"Not sure whether I should laugh at this or not - in the day we'd regularly do 650 pushups (non-stop) after an hour and a half workout (admittedly I was in my early 20's at the time) ...
While I'm sure the workout was unreasonably hard - it's the idea that 400 pushups was the villain here that I find questionable" S2 #6
I suspect a "missing puzzle piece" here. Perhaps the picture would make more sense if we knew the details of the need for hospitalization, & specifically the "potentially long-term, life-affecting injury".

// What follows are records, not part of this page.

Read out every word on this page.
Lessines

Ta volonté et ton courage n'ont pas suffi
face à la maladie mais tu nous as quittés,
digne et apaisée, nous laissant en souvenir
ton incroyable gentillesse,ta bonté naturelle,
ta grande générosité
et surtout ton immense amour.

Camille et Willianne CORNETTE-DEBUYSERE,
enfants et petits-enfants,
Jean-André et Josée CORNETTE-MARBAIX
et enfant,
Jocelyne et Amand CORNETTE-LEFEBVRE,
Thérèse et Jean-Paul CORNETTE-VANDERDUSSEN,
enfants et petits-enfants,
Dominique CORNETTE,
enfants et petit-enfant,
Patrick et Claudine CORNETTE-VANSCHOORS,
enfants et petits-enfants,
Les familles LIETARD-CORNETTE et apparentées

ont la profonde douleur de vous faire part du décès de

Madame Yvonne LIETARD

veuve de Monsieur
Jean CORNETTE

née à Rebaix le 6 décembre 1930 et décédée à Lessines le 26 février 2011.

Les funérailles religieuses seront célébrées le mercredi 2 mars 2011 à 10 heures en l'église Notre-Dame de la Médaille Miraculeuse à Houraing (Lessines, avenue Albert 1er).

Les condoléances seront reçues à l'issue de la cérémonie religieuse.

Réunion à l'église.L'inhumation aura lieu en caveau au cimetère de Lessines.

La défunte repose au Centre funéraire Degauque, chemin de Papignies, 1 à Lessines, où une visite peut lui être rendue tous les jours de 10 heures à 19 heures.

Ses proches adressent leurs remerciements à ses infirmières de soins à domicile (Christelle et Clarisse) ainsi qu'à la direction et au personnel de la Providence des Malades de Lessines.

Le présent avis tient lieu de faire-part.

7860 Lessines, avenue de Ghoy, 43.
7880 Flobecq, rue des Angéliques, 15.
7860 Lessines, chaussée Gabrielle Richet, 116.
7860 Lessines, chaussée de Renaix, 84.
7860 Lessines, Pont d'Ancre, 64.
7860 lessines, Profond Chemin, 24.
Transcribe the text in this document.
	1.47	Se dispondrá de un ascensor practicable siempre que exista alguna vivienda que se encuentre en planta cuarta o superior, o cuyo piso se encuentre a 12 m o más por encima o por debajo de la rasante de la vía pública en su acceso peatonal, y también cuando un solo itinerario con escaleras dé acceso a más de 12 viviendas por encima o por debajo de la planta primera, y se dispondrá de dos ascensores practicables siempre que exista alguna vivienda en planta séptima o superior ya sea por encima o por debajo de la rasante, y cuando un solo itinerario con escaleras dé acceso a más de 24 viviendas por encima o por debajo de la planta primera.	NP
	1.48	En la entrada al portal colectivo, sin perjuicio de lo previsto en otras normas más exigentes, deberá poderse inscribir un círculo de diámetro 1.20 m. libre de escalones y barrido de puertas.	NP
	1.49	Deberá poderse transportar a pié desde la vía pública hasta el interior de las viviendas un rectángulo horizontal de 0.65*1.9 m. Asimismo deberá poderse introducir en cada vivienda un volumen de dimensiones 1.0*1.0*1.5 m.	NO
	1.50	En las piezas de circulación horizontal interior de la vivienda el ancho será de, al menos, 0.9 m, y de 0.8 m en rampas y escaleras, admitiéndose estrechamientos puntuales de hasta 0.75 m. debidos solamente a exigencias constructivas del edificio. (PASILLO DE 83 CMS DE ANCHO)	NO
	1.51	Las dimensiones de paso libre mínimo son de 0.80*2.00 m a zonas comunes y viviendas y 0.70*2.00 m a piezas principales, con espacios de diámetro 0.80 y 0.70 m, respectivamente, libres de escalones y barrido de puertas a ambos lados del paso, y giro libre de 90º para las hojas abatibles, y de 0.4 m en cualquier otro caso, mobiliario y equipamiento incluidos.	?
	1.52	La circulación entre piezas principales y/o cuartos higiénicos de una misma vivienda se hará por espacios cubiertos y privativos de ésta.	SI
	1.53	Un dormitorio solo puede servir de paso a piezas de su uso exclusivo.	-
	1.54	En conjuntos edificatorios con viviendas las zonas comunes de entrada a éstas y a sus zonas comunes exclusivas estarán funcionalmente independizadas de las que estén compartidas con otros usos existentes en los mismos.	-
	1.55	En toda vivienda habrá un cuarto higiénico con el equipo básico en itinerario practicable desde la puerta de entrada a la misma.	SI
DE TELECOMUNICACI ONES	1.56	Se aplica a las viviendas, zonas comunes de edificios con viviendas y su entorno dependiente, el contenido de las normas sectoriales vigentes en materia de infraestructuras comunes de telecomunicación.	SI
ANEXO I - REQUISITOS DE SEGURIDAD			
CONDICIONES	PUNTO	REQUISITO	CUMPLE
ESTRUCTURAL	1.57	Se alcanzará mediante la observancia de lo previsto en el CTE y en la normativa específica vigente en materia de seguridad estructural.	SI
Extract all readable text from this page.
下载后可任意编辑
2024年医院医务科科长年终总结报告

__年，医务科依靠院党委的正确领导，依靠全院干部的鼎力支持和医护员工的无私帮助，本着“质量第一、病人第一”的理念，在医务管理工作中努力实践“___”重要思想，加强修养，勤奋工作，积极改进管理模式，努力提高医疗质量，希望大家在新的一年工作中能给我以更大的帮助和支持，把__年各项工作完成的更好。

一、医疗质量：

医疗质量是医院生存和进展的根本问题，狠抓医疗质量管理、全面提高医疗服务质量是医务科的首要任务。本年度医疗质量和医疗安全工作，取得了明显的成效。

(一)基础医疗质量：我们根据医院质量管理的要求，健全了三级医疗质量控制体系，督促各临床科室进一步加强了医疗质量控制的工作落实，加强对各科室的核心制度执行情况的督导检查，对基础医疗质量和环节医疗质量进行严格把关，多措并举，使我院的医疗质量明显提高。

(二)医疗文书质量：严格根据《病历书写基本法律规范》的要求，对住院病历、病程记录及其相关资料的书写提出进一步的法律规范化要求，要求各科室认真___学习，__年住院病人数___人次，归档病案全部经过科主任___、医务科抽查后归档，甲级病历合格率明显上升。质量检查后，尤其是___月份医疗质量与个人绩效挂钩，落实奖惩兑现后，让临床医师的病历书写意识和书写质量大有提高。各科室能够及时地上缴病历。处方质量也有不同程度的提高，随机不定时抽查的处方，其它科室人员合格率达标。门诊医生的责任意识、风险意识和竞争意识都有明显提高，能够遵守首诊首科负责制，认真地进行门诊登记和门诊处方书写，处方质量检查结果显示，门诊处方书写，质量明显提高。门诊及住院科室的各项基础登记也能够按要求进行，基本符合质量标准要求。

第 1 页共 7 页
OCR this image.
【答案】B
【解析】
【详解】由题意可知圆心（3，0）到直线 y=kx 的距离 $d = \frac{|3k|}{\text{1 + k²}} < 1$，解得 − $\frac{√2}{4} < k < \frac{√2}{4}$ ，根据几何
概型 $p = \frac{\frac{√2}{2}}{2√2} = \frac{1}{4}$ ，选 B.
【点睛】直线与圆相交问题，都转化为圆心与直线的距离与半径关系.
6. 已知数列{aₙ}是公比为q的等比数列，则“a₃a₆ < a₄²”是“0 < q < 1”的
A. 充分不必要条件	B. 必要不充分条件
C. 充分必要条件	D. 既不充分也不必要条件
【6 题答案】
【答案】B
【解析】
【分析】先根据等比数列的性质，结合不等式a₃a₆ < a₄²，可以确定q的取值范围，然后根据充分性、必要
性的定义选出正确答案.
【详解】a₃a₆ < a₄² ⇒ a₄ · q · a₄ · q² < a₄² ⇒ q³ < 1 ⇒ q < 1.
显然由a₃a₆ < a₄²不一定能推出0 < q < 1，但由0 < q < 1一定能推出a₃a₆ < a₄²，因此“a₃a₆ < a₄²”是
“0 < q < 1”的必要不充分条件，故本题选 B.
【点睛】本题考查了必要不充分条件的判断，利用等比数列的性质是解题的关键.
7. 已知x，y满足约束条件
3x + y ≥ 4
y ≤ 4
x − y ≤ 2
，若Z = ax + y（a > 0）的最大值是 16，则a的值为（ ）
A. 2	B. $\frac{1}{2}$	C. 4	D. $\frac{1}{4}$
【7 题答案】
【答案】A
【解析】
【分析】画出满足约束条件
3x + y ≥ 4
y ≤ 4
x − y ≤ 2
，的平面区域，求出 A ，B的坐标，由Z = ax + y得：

Let's not overlook the aptitude bell-curve.
It's no surprise that the top 10% may be able to do 50, perhaps even 100 pushups, depending on style, form.
The bottom 4%? If there's a problem (as there reportedly was here) that's where we'd expect to find it.
Physical exercise is intrinsically physically challenging. There's little muscular development swilling mai-tais while comfortably reclined in the Barcalounger.
For high school coaches, failure to bring the team to competitive fitness is a recipe for failure. This competitiveness band within the overall fitness spectrum narrows as the fitness of competing teams improves.
And for high school coaches, whether their team is a winning team or a losing team will be determined in competition, by the outcome of the games played.
After the game's final score is decided, it's too late for the losing coach to reverse-engineer a victory. Thus the high school sport team coach's goal of a winning team is known, but the means to achieve it an intrinsic unknown.
Complicated further:
It's a competitive world.
- We compete for the best spouse.
- We compete for the best house / neighborhood / school district (for maximum benefit of our children).
- We compete for the best job, and we compete against co-workers for promotion.
Before that we compete for acceptance / admittance to the most competitive university.
And being quarterback on a losing high school football team doesn't impress a college admissions board as much as QB of a winning team. A good coach knows this.
This coach may be evil incarnate.
Also possible, not being a medical doctor, coach may have pressed his team to be winners, not knowing there was one member of his team with a medical vulnerability unknown to or misunderstood by the coach.
Not to be dismissive. But the U.S. has a long history of being litigious. Should we be surprised that out of a population of hundreds of millions, a high school sport team member required hospitalization?
Might the more noteworthy headline be that so few of them do?
"You show me a good loser,
and I'll show you a loser."
note:
Even if not a universal solution, perhaps it may make sense for student applicants for high school sport teams be required to e-sign a document of understanding BEFORE admission to the team
that acknowledges the prospective team-member's right / obligation to - sit this one out - (momentarily, or temporarily suspend) if the student has reason to believe continued participation may prove severely imprudent.
Was the hospitalized student in this case aware of this?